A Cheaper Solar Cell Process Shows Promise
DELFT, the Netherlands -- An abundant resource, solar energy represents a possible alternative to burning fossil fuels for human energy consumption. The supply of fossil fuels is shrinking, and their continued use could negatively affect the environment. Dye-sensitized solar cells could be a step toward more cost-effective solar technology, possibly replacing silicon solar cells, which are expensive to manufacture.
Dye-sensitized solar cells imitate the conversion of sunlight into energy in the natural world, as found in plants and light-sensitive bacteria. Annemarie Huijser has improved a process in these cells and has written a doctoral thesis on the subject for Delft University of Technology. It was published in March.
Huijser attempted to partially re-create in solar cells the process she had found in plants. Plants transport excitons, or energy parcels formed on absorption of sunlight, over distances of about 15 to 20 nm to a location where they are converted to chemical energy. The chlorophyll molecules in their leaves are arranged in an efficient sequence for this process.
Huijser focused her research on dye-sensitized solar cells, which comprise a semiconductor, such as titanium dioxide, covered with a layer of dye.
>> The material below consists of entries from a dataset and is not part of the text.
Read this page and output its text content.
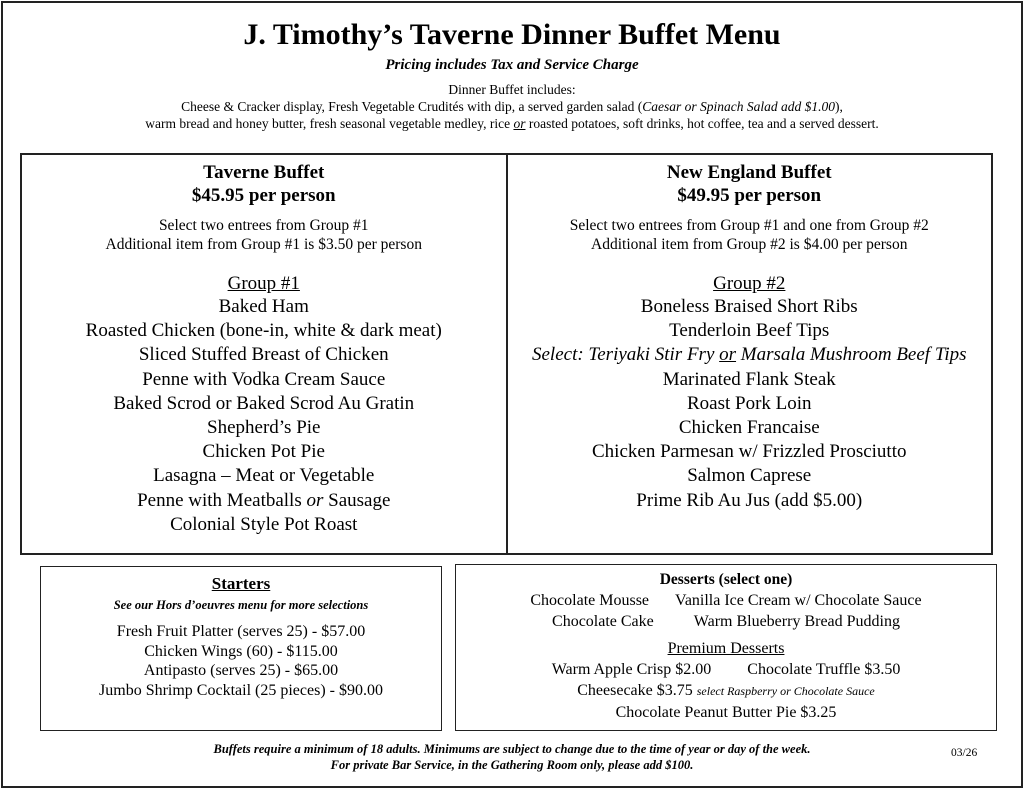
J. Timothy’s Taverne Dinner Buffet Menu
Pricing includes Tax and Service Charge
Dinner Buffet includes:
Cheese & Cracker display, Fresh Vegetable Crudités with dip, a served garden salad (Caesar or Spinach Salad add $1.00),
warm bread and honey butter, fresh seasonal vegetable medley, rice or roasted potatoes, soft drinks, hot coffee, tea and a served dessert.
Taverne Buffet
$45.95 per person
Select two entrees from Group #1
Additional item from Group #1 is $3.50 per person
Group #1
Baked Ham
Roasted Chicken (bone-in, white & dark meat)
Sliced Stuffed Breast of Chicken
Penne with Vodka Cream Sauce
Baked Scrod or Baked Scrod Au Gratin
Shepherd’s Pie
Chicken Pot Pie
Lasagna – Meat or Vegetable
Penne with Meatballs or Sausage
Colonial Style Pot Roast
New England Buffet
$49.95 per person
Select two entrees from Group #1 and one from Group #2
Additional item from Group #2 is $4.00 per person
Group #2
Boneless Braised Short Ribs
Tenderloin Beef Tips
Select: Teriyaki Stir Fry or Marsala Mushroom Beef Tips
Marinated Flank Steak
Roast Pork Loin
Chicken Francaise
Chicken Parmesan w/ Frizzled Prosciutto
Salmon Caprese
Prime Rib Au Jus (add $5.00)
Starters
See our Hors d’oeuvres menu for more selections
Fresh Fruit Platter (serves 25) - $57.00
Chicken Wings (60) - $115.00
Antipasto (serves 25) - $65.00
Jumbo Shrimp Cocktail (25 pieces) - $90.00
Desserts (select one)
Chocolate Mousse Vanilla Ice Cream w/ Chocolate Sauce
Chocolate Cake	Warm Blueberry Bread Pudding
Premium Desserts
Warm Apple Crisp $2.00 Chocolate Truffle $3.50
Cheesecake $3.75 select Raspberry or Chocolate Sauce
Chocolate Peanut Butter Pie $3.25
Buffets require a minimum of 18 adults. Minimums are subject to change due to the time of year or day of the week.
For private Bar Service, in the Gathering Room only, please add $100.
03/26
The dye absorbs energy from sunlight, which creates excitons that must move to the semiconductor to generate electrical power.
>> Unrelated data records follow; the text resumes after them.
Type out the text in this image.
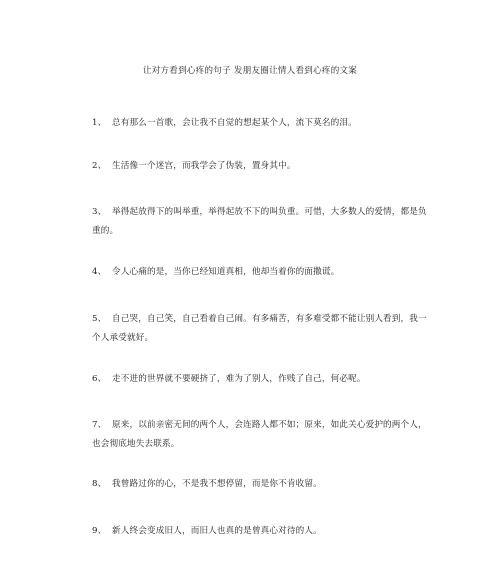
让对方看到心疼的句子 发朋友圈让情人看到心疼的文案
1、 总有那么一首歌，会让我不自觉的想起某个人，流下莫名的泪。
2、 生活像一个迷宫，而我学会了伪装，置身其中。
3、 举得起放得下的叫举重，举得起放不下的叫负重。可惜，大多数人的爱情，都是负重的。
4、 令人心痛的是，当你已经知道真相，他却当着你的面撒谎。
5、 自己哭，自己笑，自己看着自己闹。有多痛苦，有多难受都不能让别人看到，我一个人承受就好。
6、 走不进的世界就不要硬挤了，难为了别人，作贱了自己，何必呢。
7、 原来，以前亲密无间的两个人，会连路人都不如；原来，如此关心爱护的两个人，也会彻底地失去联系。
8、 我曾路过你的心，不是我不想停留，而是你不肯收留。
9、 新人终会变成旧人，而旧人也真的是曾真心对待的人。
By studying the best sequence of dye molecules, Huijser increased the average distance that the excitons moved within the cell twentyfold, approximately as far as 20 nm. This could lead to a significant increase in the efficiency of solar cells. The mobility of the excitons would have to increase further by a factor of three before the technology could be considered for commercial applications.
The solar cells used in Huijser’s study are closely related to the more well-known Grätzel cells, which have a complicated method of charge transport. Huijser’s approach was to adapt the simple dual-layer system of dye and semiconductor.